Kyungsoo, tangisnya, tolong aku Kyungsoo.

Kyungsoo mendesah, “Geser.” Dia berkata dengan keras dan meringkuk di sebelah Kai sambil merenggut kardus dari tangan Kai. “Aku tidak percaya kau tidak tahu cara membuat kotak,” dia menggerutu. “Selotip?” Kai menyerahkan selotip dengan cepat.

Dia sudah siap untuk menyelotip dua bagian tutup bersamaan seperti yang biasa dia lakukan, saat Kai menghentikannya. “Tidak, aku ingin keempat sudut ini tersambung dengan yang lain.”

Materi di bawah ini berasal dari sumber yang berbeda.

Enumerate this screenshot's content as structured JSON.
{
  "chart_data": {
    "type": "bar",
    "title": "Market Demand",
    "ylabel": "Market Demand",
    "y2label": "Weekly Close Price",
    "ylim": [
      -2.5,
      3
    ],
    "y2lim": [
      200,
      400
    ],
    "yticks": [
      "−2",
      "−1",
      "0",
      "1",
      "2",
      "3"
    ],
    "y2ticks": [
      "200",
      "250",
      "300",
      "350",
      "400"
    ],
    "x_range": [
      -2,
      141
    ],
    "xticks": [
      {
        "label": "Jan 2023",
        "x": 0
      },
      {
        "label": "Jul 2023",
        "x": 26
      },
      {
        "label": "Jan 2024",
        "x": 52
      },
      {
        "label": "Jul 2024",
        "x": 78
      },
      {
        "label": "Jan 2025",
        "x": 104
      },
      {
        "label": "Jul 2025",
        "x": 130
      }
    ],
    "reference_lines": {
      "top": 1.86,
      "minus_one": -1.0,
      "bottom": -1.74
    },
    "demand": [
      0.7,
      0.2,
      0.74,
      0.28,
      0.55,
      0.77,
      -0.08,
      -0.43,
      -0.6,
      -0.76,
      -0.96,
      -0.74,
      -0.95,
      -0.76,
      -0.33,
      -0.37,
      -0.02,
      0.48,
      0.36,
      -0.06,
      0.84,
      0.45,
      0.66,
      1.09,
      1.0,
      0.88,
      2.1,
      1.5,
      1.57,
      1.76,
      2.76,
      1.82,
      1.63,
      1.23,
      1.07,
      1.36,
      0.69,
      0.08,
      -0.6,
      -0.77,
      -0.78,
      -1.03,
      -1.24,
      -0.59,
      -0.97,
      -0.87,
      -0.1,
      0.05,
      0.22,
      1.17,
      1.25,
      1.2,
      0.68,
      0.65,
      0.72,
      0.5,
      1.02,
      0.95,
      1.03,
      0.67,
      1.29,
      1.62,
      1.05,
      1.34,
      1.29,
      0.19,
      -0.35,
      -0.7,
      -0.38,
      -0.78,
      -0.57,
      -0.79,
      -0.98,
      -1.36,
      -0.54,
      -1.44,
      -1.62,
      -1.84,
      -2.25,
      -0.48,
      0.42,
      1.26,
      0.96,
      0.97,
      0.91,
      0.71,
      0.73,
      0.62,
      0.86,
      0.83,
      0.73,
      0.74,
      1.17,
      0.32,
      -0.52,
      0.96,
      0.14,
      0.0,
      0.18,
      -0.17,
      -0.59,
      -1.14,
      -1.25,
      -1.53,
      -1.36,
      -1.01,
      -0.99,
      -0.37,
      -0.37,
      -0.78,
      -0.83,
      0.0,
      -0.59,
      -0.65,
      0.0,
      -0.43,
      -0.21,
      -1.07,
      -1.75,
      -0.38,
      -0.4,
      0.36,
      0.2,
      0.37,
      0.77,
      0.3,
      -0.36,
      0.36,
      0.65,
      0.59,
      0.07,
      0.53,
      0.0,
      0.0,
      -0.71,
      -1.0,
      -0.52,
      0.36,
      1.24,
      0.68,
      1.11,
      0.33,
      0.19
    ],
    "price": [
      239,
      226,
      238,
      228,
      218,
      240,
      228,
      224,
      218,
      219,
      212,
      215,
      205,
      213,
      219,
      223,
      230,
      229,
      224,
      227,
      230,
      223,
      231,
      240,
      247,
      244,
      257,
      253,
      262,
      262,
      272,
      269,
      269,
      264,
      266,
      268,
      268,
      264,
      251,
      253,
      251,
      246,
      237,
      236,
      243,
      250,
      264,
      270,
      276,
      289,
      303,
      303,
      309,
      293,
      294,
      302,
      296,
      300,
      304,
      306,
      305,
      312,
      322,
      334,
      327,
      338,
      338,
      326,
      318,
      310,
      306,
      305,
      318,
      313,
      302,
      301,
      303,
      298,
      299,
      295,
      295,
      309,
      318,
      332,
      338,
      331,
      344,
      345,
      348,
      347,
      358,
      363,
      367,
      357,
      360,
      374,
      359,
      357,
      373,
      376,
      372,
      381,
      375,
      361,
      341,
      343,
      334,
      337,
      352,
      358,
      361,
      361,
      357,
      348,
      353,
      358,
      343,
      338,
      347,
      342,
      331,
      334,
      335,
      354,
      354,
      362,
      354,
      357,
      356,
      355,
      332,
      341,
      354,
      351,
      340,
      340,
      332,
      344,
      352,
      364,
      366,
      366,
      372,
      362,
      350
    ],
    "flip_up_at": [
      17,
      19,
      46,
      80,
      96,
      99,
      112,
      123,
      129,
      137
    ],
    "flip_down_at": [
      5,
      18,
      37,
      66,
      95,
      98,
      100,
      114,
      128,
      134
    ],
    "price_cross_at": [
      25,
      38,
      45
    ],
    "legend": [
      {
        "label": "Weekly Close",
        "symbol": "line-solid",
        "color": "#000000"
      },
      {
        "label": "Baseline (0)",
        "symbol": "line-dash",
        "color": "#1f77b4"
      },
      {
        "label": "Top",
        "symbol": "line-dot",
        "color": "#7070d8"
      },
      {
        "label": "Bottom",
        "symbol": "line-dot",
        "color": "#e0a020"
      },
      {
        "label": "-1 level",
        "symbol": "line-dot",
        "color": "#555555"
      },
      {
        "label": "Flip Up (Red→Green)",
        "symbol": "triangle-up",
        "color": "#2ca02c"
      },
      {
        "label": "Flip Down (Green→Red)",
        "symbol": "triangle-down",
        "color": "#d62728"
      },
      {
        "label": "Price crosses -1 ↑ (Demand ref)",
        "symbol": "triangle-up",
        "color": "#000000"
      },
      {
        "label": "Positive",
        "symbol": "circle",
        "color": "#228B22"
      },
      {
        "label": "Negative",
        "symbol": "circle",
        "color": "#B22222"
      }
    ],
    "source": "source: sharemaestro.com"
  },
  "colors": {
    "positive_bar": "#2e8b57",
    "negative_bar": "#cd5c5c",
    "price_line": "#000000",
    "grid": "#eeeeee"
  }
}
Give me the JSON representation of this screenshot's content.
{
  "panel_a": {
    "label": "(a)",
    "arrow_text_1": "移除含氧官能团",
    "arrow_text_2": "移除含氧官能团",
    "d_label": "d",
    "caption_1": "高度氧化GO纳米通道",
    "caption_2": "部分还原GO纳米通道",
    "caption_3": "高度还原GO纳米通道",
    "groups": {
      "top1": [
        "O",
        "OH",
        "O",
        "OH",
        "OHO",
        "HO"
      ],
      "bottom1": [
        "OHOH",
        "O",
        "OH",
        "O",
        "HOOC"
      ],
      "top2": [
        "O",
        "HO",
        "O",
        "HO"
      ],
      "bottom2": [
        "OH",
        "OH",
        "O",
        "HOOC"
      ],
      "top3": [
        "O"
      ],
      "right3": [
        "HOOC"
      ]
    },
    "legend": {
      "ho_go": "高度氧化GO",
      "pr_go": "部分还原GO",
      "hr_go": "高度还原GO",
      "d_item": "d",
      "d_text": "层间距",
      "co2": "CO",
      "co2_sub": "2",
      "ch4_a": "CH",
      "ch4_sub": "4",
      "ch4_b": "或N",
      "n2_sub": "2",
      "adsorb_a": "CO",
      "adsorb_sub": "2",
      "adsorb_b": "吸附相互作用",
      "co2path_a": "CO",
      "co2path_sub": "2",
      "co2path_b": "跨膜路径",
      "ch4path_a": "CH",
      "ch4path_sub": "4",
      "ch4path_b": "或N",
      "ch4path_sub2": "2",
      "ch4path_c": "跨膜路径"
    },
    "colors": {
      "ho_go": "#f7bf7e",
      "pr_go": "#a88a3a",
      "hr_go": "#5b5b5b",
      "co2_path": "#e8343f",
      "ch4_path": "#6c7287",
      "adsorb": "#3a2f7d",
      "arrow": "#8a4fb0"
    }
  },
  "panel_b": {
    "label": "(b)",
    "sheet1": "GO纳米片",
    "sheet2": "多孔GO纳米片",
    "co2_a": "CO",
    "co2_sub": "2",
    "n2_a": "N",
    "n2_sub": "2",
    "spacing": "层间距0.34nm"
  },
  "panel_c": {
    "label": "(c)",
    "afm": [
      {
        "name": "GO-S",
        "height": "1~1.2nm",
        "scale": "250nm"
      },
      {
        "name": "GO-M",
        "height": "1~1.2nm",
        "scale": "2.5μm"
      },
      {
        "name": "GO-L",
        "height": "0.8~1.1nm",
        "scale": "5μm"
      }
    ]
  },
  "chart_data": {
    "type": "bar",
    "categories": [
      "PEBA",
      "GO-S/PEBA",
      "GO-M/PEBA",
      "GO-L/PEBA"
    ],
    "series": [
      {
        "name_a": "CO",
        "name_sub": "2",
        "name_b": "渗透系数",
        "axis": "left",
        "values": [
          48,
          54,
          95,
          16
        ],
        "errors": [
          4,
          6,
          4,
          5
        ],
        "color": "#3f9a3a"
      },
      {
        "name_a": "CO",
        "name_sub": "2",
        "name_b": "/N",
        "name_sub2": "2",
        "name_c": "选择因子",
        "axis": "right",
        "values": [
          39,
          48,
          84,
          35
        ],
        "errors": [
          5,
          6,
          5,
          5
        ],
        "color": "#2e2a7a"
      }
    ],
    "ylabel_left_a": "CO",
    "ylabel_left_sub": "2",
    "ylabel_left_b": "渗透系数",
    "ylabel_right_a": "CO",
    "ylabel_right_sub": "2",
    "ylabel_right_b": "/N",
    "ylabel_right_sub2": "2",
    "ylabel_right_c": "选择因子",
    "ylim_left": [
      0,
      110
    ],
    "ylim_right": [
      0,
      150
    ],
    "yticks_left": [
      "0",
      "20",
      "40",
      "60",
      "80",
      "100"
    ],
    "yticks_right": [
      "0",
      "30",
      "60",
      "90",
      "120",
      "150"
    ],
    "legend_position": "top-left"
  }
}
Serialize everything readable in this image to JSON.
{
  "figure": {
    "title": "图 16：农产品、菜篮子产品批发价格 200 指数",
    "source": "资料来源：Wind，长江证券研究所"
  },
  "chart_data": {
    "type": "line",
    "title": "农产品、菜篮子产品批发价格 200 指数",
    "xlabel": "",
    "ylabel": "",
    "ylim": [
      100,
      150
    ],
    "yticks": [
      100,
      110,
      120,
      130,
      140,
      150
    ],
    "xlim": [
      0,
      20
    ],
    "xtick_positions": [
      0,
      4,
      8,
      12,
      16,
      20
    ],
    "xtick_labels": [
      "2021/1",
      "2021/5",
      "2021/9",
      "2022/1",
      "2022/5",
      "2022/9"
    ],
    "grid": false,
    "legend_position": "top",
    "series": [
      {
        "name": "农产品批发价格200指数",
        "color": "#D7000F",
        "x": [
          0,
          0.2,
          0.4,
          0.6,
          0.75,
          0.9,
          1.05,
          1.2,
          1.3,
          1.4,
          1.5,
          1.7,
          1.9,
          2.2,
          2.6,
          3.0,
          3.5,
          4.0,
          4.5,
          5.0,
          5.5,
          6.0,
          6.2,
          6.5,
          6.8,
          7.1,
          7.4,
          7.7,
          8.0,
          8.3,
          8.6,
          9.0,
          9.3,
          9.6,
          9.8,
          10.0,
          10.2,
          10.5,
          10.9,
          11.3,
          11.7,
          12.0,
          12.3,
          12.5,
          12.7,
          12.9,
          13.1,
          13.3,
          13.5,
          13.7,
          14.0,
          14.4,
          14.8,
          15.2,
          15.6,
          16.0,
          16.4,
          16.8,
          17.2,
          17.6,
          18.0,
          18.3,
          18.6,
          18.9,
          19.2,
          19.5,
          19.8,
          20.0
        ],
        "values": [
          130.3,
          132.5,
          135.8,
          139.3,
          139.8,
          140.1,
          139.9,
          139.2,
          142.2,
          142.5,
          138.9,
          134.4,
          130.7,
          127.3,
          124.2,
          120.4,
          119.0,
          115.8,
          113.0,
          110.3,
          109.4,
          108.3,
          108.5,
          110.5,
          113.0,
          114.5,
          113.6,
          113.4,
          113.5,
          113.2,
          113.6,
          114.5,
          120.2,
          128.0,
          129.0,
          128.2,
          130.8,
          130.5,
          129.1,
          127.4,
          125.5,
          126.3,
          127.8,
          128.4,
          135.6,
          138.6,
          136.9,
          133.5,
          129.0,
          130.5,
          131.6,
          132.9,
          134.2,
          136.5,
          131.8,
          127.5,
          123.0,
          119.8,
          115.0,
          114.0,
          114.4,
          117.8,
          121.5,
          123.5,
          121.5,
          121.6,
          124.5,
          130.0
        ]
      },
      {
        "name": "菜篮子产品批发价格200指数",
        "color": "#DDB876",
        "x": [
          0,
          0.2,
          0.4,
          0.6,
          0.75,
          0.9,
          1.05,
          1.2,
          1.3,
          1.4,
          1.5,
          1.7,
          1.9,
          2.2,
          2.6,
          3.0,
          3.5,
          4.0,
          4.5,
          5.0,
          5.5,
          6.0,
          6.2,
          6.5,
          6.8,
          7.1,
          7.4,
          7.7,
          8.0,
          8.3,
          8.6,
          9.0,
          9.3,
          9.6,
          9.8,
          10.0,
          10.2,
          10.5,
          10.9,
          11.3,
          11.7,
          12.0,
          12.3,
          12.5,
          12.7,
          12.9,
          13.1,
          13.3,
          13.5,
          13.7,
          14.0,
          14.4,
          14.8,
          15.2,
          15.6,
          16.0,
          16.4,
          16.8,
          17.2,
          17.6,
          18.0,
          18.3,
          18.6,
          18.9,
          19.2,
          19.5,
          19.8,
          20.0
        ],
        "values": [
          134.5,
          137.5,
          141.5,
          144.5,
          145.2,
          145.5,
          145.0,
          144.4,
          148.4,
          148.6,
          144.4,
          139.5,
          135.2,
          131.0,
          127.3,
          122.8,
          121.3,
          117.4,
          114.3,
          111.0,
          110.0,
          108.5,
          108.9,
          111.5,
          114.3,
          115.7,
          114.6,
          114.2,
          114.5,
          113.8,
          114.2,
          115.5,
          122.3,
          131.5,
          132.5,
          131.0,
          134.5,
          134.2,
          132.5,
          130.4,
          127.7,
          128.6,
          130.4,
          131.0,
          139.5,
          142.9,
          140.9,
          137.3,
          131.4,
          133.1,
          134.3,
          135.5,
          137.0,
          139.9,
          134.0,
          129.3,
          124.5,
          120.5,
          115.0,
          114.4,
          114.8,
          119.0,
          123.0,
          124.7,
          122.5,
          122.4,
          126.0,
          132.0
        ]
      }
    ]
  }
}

Kyungsoo menaikkan alis. “Kenapa?” perlahan dia berkata, jelas berpikir bahwa Kai gila karena memberitahu Kyungsoo atau ‘Tuan Kotak’ cara membuat kotak.

“Bisakah kau tunjukkan padaku caranya?” tanya Kai, tidak menghiraukan pernyataan Kyungsoo sebelumnya.

“Kenapa?” Kyungsoo mencoba lagi tapi dengan sedikit lebih keras dan tegas.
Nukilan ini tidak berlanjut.